The underground Al Waab QLM station currently serves the Gold Line of the Doha Metro. As part of the metro's Phase 1, the station was inaugurated on 25 November 2019 along with the other Gold Line stations. It is located on Al Waab Street.

Among the station's facilities are a prayer room and restrooms. There are currently no metrolinks for the station.

Two other stations which are nearby are Sport City station, which is also located on Al Waab Street, and the Al Aziziyah station , which starts near the Villaggio Mall and is also accessible through Al Waab Street, which it will run under.

==Developments==
===Al Waab City===
Al Waab City, a real estate development currently being constructed in the district, is set to add 639 villas, 1,293 apartments, and 425 hotel rooms to the district. It is planned to accommodate over 8,000 people. The planned city will have three main districts: the Northern District, the Central District and the Southern District.

In the Northern District, residences, clubhouses and playgrounds will be the main focus of its two communities, Nour Al Waab and Janayin Al Waab. The former community consists of 92 large Arabian-style villas, while the latter 181 villas and recreational facilities.

The Central District comprises three communities, namely Jawharat Al Waab, Abraj Al Waab and Riyad Al Waab. It is mainly residence-oriented and is set to feature numerous parks and landscaped walkways. Jawharat Al Waab, set to be the focal point of the development, encompasses 100,000 m² and will host a spa, hotel and several restaurants and boutiques. Apartment buildings will occupy Abraj Al Waab while Riyad Al Waab will feature a mix of townhouses, villas and apartments.

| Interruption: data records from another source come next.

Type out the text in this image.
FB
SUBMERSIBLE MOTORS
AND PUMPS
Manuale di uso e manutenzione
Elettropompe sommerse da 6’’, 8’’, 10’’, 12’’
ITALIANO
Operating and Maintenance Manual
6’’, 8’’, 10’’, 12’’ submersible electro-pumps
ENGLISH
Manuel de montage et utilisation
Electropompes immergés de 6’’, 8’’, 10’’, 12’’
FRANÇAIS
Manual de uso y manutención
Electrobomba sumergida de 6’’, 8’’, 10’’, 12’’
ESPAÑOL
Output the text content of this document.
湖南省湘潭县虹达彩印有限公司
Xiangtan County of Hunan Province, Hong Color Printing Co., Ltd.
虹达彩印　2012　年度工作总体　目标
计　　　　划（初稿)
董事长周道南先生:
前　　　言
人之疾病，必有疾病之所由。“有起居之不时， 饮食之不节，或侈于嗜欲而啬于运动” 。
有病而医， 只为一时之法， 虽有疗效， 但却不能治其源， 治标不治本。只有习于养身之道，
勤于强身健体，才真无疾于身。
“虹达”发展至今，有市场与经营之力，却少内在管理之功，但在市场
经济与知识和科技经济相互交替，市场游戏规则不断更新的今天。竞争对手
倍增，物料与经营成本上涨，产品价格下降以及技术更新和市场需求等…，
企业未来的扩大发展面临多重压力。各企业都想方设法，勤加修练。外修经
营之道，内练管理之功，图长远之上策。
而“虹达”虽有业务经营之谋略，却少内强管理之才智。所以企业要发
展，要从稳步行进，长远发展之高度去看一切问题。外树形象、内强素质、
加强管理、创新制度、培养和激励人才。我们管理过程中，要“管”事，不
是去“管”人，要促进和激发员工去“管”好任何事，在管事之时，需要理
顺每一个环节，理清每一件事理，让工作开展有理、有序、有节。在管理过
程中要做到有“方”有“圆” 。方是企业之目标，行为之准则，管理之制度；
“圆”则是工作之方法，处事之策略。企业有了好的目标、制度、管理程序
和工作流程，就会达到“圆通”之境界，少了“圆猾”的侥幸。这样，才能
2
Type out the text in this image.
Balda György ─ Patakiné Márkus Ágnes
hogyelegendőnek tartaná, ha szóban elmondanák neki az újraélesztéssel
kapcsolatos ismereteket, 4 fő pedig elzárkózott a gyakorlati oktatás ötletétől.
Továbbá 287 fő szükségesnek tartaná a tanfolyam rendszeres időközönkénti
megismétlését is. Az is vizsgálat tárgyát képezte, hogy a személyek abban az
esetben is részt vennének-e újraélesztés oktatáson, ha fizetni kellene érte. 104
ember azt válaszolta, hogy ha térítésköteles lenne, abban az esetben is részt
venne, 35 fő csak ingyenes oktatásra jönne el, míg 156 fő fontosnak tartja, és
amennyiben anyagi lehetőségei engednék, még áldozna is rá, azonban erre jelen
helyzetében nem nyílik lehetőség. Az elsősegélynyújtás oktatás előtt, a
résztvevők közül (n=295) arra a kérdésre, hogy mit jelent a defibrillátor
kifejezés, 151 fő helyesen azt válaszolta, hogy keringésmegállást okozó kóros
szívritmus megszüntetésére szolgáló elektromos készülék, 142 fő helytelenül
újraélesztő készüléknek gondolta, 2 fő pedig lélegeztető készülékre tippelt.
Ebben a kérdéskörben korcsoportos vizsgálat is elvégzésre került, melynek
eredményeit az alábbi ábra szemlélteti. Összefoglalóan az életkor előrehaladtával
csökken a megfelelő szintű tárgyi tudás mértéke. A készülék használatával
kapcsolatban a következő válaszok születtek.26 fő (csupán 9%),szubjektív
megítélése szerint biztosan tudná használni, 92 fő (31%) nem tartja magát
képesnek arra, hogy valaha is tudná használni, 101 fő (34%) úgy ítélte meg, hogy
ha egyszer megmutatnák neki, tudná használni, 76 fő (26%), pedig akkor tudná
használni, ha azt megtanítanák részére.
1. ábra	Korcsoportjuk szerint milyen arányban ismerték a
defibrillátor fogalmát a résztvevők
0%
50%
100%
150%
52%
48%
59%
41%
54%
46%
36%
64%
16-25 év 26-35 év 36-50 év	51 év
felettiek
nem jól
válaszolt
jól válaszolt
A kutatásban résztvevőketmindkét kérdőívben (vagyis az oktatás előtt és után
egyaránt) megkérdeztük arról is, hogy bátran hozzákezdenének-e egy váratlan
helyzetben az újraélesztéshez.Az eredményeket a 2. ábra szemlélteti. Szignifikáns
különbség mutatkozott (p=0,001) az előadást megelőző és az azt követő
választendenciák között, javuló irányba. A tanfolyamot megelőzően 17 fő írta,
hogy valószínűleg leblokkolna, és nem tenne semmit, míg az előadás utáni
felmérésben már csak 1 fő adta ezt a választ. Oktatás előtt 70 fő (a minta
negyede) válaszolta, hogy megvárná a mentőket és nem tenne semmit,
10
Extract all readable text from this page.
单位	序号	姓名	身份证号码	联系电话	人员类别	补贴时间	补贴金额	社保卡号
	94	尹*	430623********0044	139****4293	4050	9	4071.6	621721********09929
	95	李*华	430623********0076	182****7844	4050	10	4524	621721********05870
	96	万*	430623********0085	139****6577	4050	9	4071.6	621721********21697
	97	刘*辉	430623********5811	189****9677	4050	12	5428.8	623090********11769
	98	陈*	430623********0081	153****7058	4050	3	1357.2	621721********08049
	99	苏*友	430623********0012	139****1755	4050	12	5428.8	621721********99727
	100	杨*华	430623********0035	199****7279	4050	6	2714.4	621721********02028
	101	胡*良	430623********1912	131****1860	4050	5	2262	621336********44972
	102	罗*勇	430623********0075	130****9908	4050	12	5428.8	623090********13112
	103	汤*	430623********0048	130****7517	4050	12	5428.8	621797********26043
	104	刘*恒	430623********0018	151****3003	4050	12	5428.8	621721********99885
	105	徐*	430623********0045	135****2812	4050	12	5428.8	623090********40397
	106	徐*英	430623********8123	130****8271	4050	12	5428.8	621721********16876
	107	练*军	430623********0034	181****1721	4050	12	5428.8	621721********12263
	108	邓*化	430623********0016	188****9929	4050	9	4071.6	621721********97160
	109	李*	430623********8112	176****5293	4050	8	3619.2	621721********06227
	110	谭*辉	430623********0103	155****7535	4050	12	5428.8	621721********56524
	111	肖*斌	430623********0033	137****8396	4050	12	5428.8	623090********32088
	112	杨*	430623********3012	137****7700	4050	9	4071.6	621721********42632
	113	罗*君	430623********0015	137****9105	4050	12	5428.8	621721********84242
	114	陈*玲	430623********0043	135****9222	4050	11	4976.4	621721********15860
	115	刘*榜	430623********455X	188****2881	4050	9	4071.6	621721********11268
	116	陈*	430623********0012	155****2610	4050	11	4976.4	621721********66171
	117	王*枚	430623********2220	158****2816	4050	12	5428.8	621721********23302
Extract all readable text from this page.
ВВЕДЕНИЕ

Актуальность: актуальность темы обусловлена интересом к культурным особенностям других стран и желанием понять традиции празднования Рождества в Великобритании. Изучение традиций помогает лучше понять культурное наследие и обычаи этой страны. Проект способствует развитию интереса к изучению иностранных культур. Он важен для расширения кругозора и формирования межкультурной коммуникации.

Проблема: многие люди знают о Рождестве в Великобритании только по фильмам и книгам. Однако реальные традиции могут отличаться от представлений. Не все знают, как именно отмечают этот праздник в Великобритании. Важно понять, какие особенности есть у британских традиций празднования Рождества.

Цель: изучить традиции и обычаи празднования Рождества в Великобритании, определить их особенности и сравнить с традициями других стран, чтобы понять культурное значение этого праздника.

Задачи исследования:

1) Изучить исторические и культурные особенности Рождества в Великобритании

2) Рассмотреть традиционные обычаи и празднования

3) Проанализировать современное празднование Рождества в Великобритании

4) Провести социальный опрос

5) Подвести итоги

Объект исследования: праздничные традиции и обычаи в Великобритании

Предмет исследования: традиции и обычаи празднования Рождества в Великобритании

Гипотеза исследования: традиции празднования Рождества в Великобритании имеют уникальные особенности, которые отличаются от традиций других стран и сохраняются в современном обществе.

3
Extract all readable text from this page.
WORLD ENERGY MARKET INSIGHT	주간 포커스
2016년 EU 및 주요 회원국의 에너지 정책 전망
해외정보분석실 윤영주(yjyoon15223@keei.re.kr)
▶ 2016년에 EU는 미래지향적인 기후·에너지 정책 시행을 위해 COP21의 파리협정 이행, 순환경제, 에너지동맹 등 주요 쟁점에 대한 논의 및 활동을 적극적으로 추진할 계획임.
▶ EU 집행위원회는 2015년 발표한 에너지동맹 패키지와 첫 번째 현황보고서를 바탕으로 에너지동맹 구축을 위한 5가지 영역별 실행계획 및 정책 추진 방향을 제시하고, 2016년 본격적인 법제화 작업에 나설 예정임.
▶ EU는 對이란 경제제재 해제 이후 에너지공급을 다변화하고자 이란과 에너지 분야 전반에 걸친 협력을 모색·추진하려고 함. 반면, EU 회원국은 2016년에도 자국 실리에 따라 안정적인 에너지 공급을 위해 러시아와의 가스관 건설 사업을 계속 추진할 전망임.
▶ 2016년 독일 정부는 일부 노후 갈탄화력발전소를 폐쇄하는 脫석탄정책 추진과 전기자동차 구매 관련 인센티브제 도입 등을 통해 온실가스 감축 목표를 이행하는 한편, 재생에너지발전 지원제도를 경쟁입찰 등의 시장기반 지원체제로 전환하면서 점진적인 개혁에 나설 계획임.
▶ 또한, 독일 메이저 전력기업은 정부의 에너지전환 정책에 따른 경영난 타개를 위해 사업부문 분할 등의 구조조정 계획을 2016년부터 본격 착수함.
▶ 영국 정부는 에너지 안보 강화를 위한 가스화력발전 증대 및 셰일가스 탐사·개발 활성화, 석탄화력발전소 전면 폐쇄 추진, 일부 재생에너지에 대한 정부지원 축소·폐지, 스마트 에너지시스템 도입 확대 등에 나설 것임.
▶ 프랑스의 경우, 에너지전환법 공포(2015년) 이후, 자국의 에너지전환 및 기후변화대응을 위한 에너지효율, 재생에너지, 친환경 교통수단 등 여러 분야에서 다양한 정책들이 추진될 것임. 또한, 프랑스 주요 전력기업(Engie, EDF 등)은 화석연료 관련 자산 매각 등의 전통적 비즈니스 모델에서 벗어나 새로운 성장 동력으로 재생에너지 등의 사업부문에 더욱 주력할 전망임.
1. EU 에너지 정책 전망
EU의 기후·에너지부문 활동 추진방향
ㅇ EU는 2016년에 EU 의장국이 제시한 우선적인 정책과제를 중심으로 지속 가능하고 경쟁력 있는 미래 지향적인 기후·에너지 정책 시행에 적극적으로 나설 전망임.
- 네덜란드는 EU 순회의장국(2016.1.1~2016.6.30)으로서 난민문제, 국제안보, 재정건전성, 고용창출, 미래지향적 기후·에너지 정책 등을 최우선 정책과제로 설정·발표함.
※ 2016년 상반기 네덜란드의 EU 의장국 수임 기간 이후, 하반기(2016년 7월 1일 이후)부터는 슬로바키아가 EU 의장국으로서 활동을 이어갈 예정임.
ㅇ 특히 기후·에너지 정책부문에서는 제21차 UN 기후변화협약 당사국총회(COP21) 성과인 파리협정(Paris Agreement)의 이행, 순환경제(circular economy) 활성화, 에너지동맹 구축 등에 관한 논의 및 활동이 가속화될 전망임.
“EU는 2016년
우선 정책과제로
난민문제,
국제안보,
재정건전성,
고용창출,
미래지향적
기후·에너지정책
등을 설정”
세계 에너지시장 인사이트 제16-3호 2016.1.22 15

Lastly, the Southern District will cater to businesses of all sizes, and to a smaller extent, will host neighborhoods. Spread over 200,000 m², the communities in this district are Ma'arid Al Waab, Makatib Al Waab, Darat, and Manazil Al Waab. The development will see numerous medium-rise office buildings built in Makatib Al Waab, and similarly, Ma'arid Al Waab, which runs along Salwa Road, is set to accommodate numerous offices and retailers. The remaining two communities, Manazil Al Waab and Darat, are residential, with the former containing apartments and the latter containing villas.

With an estimated completion date of late 2020, the total cost of the project amounts to roughly $3.2 billion.